With this, UNIDO would interlink MSMEs with their global counterparts using its platforms to advance their businesses.
The ITPO system interlinks businesses across the globe using a structured technological platforms.
Hashim Hussein Suleiman, head, UNID0 ITPO, told BusinessDay that the programme was already up and running in 48 countries, including Moscow, Bahrain, Uruguay and Rome.
Suleima said Nigeria’s strategic position and open market informed why it was the first place to be launched in Africa.
“We have the technologies and the techniques on how to develop business plans and how to develop business capacity on having access to finance for MSMEs in Nigeria. Nigeria has an open market that attracts huge investments in Africa; that is why we have to launch the first ITPO in Africa here,” Hussein said.
In Bahrain, a country of 1.2 million people, the ITPO has generated up to $2 billion within five years. Nigeria with its open market and strategy could quadruple this, said Hussein.
“What we are doing currently is looking at the sectors that could create jobs and advance them technologically. MSMEs are largest employers of labour globally,” he added.
Chuma Ezedimma, officer-in-charge at UNIDO, told Businessday that “one of the biggest challenges we have is moving micro enterprises to formal stages.”
Ezedimma said the other challenge was how to upgrade technologies in existing enterprises, adding that how to match-make entrepreneurial people with the people outside the country was equally key.

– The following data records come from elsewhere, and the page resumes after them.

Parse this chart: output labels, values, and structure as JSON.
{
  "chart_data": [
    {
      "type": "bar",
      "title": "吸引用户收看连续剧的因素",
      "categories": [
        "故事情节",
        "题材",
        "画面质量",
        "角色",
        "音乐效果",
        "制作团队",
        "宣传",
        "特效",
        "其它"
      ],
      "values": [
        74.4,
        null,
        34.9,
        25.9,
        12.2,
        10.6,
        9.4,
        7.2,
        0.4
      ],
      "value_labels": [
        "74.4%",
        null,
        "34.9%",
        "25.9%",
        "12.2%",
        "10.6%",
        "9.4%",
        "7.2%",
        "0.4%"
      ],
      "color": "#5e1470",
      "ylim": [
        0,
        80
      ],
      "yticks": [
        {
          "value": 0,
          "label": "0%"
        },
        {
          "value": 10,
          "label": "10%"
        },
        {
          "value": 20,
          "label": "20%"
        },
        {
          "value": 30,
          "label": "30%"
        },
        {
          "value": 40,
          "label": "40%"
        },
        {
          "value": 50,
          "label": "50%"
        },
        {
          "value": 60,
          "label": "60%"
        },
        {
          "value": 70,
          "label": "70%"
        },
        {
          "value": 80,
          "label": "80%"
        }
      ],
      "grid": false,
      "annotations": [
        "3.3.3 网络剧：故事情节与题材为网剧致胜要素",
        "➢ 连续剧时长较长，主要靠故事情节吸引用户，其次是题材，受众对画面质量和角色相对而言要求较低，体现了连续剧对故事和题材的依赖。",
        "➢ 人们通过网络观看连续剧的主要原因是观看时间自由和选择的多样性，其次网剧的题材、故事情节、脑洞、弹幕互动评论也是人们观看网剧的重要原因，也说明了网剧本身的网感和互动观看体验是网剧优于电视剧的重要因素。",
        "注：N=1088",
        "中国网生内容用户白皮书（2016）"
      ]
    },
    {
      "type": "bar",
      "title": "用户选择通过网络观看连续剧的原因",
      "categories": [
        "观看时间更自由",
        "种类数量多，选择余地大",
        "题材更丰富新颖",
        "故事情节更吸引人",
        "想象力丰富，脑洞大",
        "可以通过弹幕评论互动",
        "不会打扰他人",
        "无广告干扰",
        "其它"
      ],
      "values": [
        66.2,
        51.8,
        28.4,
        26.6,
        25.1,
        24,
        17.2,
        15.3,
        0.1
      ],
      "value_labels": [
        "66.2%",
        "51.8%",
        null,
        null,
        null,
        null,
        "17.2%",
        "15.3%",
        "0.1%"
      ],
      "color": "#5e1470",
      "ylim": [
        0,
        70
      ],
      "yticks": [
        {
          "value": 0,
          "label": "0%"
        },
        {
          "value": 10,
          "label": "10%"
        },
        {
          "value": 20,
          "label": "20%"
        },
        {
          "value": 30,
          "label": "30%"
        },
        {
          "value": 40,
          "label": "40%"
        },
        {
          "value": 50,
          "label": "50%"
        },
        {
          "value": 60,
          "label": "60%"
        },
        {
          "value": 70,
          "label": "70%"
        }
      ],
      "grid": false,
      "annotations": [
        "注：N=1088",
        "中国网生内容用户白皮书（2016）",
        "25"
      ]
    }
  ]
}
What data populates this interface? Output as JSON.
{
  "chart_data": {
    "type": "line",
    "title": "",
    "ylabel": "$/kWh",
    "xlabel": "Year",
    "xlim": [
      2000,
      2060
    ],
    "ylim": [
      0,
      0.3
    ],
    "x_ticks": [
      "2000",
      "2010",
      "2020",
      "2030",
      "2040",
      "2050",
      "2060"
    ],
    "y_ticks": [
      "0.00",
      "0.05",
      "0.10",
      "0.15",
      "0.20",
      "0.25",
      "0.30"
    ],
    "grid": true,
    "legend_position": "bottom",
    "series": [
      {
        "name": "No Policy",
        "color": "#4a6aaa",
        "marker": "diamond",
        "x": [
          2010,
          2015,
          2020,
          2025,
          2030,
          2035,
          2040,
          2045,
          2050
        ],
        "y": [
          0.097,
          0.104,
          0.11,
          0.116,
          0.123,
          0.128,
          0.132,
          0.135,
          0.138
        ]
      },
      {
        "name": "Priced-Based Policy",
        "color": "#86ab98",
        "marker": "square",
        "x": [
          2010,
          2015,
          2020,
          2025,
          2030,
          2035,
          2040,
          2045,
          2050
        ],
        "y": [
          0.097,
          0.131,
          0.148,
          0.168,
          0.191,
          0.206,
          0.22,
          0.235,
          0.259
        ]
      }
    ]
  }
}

“The ITPO would create a system for more entrepreneurs to interact using in an eco system, since technology platforms would link them up globally. We are also working in tandem with the Nigerian government since what we are doing is linked up to the Nigerian Industrial Revolution Plan,” Ezedimma explained.

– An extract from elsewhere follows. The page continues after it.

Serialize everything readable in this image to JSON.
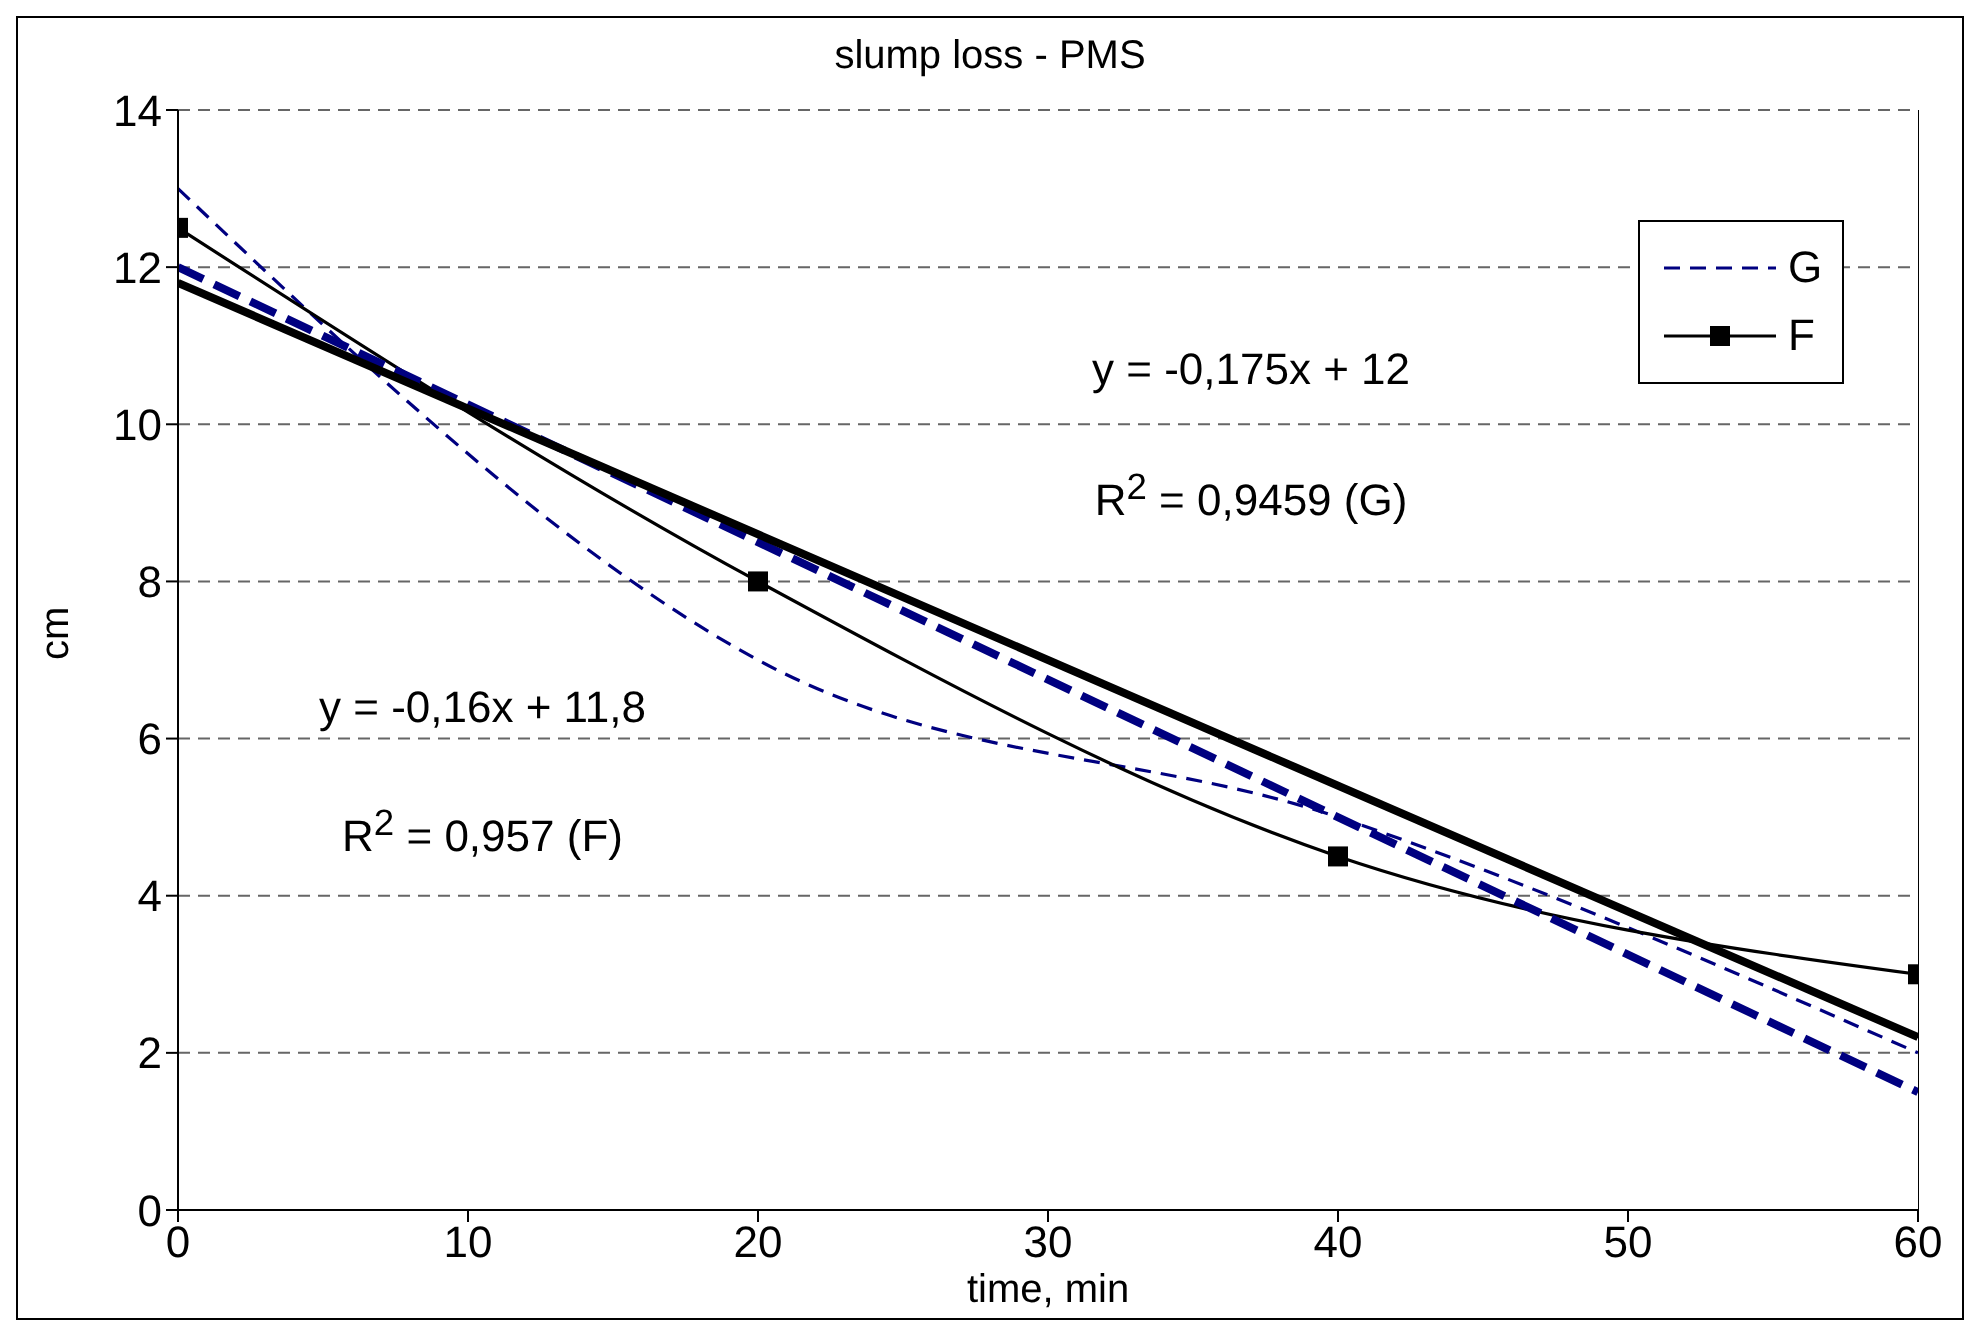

“We at the UNIDO have been working on the non-oil sector since we have been operating in the country. What we have done is to identify those sectors that are mass employers of labour, working closely with the Nigerian Industrial Revolution Plan (NIRP), which has a lot to do with the agro, mining, auto policy, textiles, among others.

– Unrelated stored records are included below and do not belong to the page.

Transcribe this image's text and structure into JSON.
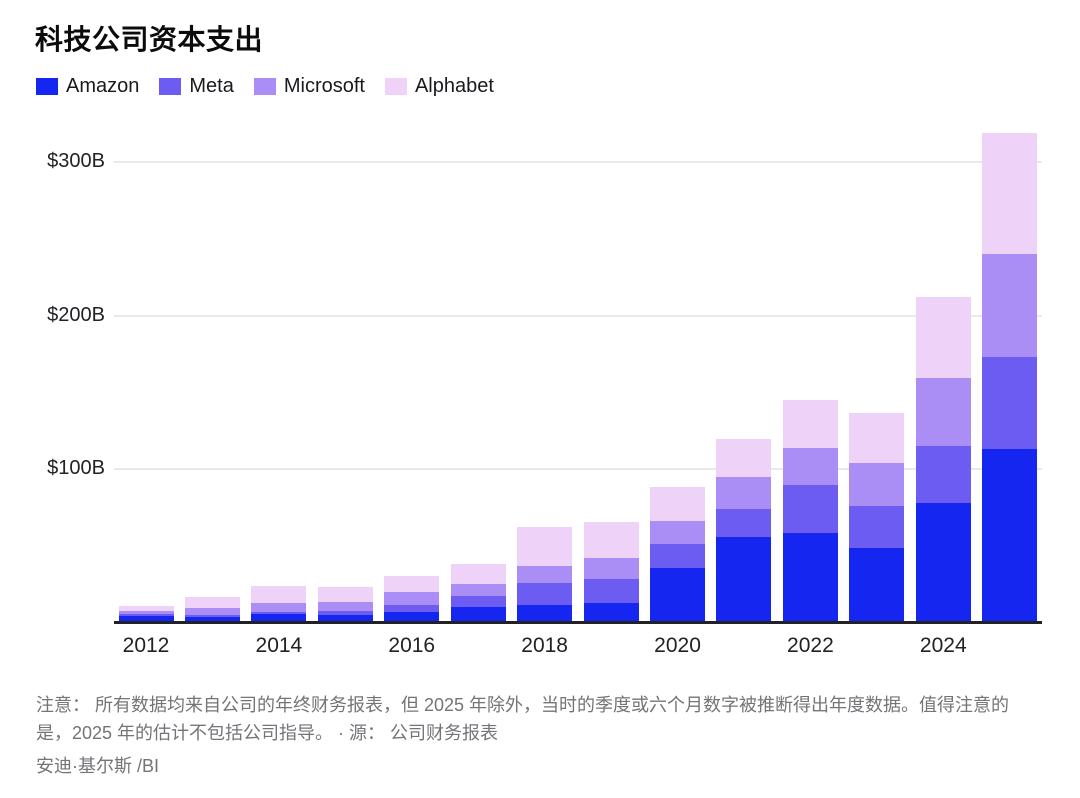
{
  "title": "科技公司资本支出",
  "chart_data": {
    "type": "bar",
    "stacked": true,
    "title": "科技公司资本支出",
    "unit": "USD billions",
    "categories": [
      "2012",
      "2013",
      "2014",
      "2015",
      "2016",
      "2017",
      "2018",
      "2019",
      "2020",
      "2021",
      "2022",
      "2023",
      "2024",
      "2025"
    ],
    "series": [
      {
        "name": "Amazon",
        "color": "#1526f0",
        "values": [
          3.8,
          3.4,
          4.9,
          4.6,
          6.7,
          10.1,
          11.3,
          12.7,
          35.0,
          55.4,
          58.3,
          48.4,
          77.7,
          113.0
        ]
      },
      {
        "name": "Meta",
        "color": "#6c5cf2",
        "values": [
          1.2,
          1.4,
          1.8,
          2.5,
          4.5,
          6.7,
          13.9,
          15.1,
          15.7,
          18.6,
          31.4,
          27.3,
          37.3,
          60.0
        ]
      },
      {
        "name": "Microsoft",
        "color": "#aa8ef5",
        "values": [
          2.3,
          4.3,
          5.5,
          5.9,
          8.3,
          8.1,
          11.6,
          13.9,
          15.4,
          20.6,
          23.9,
          28.1,
          44.5,
          67.0
        ]
      },
      {
        "name": "Alphabet",
        "color": "#efd2f8",
        "values": [
          3.3,
          7.4,
          11.0,
          9.9,
          10.2,
          13.2,
          25.1,
          23.5,
          22.3,
          24.6,
          31.5,
          32.3,
          52.5,
          79.0
        ]
      }
    ],
    "yticks": [
      {
        "label": "$100B",
        "value": 100
      },
      {
        "label": "$200B",
        "value": 200
      },
      {
        "label": "$300B",
        "value": 300
      }
    ],
    "ylim": [
      0,
      330
    ],
    "xtick_labels": [
      "2012",
      "2014",
      "2016",
      "2018",
      "2020",
      "2022",
      "2024"
    ],
    "xtick_indices": [
      0,
      2,
      4,
      6,
      8,
      10,
      12
    ],
    "legend_position": "top-left",
    "grid": true
  },
  "footnote": {
    "line1": "注意： 所有数据均来自公司的年终财务报表，但 2025 年除外，当时的季度或六个月数字被推断得出年度数据。值得注意的",
    "line2": "是，2025 年的估计不包括公司指导。 · 源： 公司财务报表"
  },
  "byline": "安迪·基尔斯 /BI"
}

“What we are doing currently is looking at the sectors that could create jobs and advance it technologically. MSMEs are largest employers of labour globally. It is the MSMEs that the banks like to work with,” he further said.
Adebisi Olumodumo, head of the newly established ITPO in Nigeria, told BusinessDay that the objective of the office was to push for attraction of investment inflow into the non-oil sector, using a technological assistance.
“We are mainly going to work with the MSMEs. As you know our MSMEs cannot access international market. This platform working with UNIDO and European Union (EU) would assist our MSMEs in raising their businesses to global status,” Olumodumo said.